Tue. Jan 18th, 2022


Nearly half of adults in the UK say they urgently need help managing their daily finances as the cost of living crisis and rising energy bills threatens to plunge millions of household budgets into the red.

As financial pressure increased, 44 percent of adults said that they would be in a much better financial position if they were taught basic money management skills, such as budget.

Problems were particularly acute among young people, with more than two-thirds, 68 percent, saying a lack of money management skills was a key factor driving them into debt.

The 4,000 British adult poll was conducted by Opinium on behalf of the Center for Social Justice, a think tank. This week it has a call for evidence on how financial literacy can be boosted across generations, including a root and branch overview of how financial education is taught in schools.

“The cost-of-living crisis and rapidly changing nature of the financial landscape adds to the need for better education as new financial products develop faster than can be regulated,” said Joe Shalam, policy director at the Center for Social Justice. .

The huge growth of “buy now, pay later” services during the coronavirus pandemic is of particular concern, with strict regulation expected from the government later this year.

Nearly one in 10 respondents admitted that they put their Christmas purchases on credit by using digital services like Klarna and Clearpay to spread payments over various interest-free installments. It has risen to almost one in five under 18- to 34-year-olds.

“Our concern is that people are not equipped with a well-rounded understanding of what happens when you can not pay,” Shalam added, noting that debt becomes unaffordable due to “different forms of credit that are not fully committed within not the financial ecosystem ”.

Internationally, the UK scores poor on financial literacy compared to other developed countries, with 24 million adults admit that they do not have self-confidence in managing their cash, according to the government’s money and pension service.

Last year, the Financial Times reported the creation of a charity, the Financial Literacy and Inclusion Campaign, to cultivate awareness and support for change.

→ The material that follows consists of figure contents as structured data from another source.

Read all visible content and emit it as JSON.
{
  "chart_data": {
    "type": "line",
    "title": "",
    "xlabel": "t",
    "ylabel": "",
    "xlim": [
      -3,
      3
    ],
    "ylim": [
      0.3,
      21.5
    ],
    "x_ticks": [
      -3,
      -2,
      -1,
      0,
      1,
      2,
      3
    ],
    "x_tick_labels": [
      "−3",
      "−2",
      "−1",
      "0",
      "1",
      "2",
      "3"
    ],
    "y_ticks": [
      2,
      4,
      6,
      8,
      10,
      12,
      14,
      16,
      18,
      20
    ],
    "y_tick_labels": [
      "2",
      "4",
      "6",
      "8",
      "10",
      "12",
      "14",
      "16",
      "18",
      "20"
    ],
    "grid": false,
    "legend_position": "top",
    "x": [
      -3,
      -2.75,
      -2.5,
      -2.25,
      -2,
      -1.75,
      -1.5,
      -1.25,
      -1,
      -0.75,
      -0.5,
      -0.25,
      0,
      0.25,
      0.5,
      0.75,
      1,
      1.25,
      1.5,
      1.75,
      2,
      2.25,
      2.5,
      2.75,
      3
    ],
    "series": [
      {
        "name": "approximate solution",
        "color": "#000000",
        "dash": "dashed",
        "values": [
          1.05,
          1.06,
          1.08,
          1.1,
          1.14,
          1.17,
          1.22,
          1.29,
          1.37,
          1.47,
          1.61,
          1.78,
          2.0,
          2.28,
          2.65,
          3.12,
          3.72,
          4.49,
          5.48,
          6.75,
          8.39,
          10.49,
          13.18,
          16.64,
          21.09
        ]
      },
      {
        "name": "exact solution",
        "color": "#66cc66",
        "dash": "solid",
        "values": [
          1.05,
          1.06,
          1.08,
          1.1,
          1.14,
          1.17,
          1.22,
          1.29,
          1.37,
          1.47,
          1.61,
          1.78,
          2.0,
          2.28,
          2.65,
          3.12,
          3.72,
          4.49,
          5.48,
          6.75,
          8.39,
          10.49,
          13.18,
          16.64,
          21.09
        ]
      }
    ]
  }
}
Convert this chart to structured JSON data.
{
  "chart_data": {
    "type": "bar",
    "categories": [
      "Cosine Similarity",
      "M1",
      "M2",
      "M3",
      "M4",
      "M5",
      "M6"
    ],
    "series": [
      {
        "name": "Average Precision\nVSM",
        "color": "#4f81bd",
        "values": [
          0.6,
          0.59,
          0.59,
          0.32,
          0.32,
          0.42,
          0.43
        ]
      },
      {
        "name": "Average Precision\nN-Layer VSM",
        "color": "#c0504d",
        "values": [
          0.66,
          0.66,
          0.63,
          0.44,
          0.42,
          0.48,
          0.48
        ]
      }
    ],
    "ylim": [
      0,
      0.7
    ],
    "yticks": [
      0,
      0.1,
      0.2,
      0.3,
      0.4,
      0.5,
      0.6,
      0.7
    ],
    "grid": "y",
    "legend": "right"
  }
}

Although the government recently committed £ 560 million to this improving numeracy skills for adults, the Center for Social Justice said that financial education is an issue that has fallen on the political agenda.

“Better financial education is mutually beneficial, but it is not on the map as we would like it to be,” Shalam added.

The last major policy intervention was to provide financial education on the National Curriculum in England in 2014, but its effectiveness was hampered by lax provision, a lack of general teaching standards and the struggle to find class time.

“Financial education must be seen as a core element of the government’s skills agenda and must be firmly embedded in our education system,” said Robert Halfon MP, chairman of the education-selected committee.

Although improving financial education in primary and secondary schools was a key part of the solution, the Center for Social Justice stressed that the need for better money management skills is a “cradle to grave” issue.

“Effective early intervention in schools is crucial, but for many people it is already too late,” Shalam added, emphasizing the benefits of a “mid-life financial MOT” for workers looking to retire, as well as to to educate older consumers about spiraling. online fraud.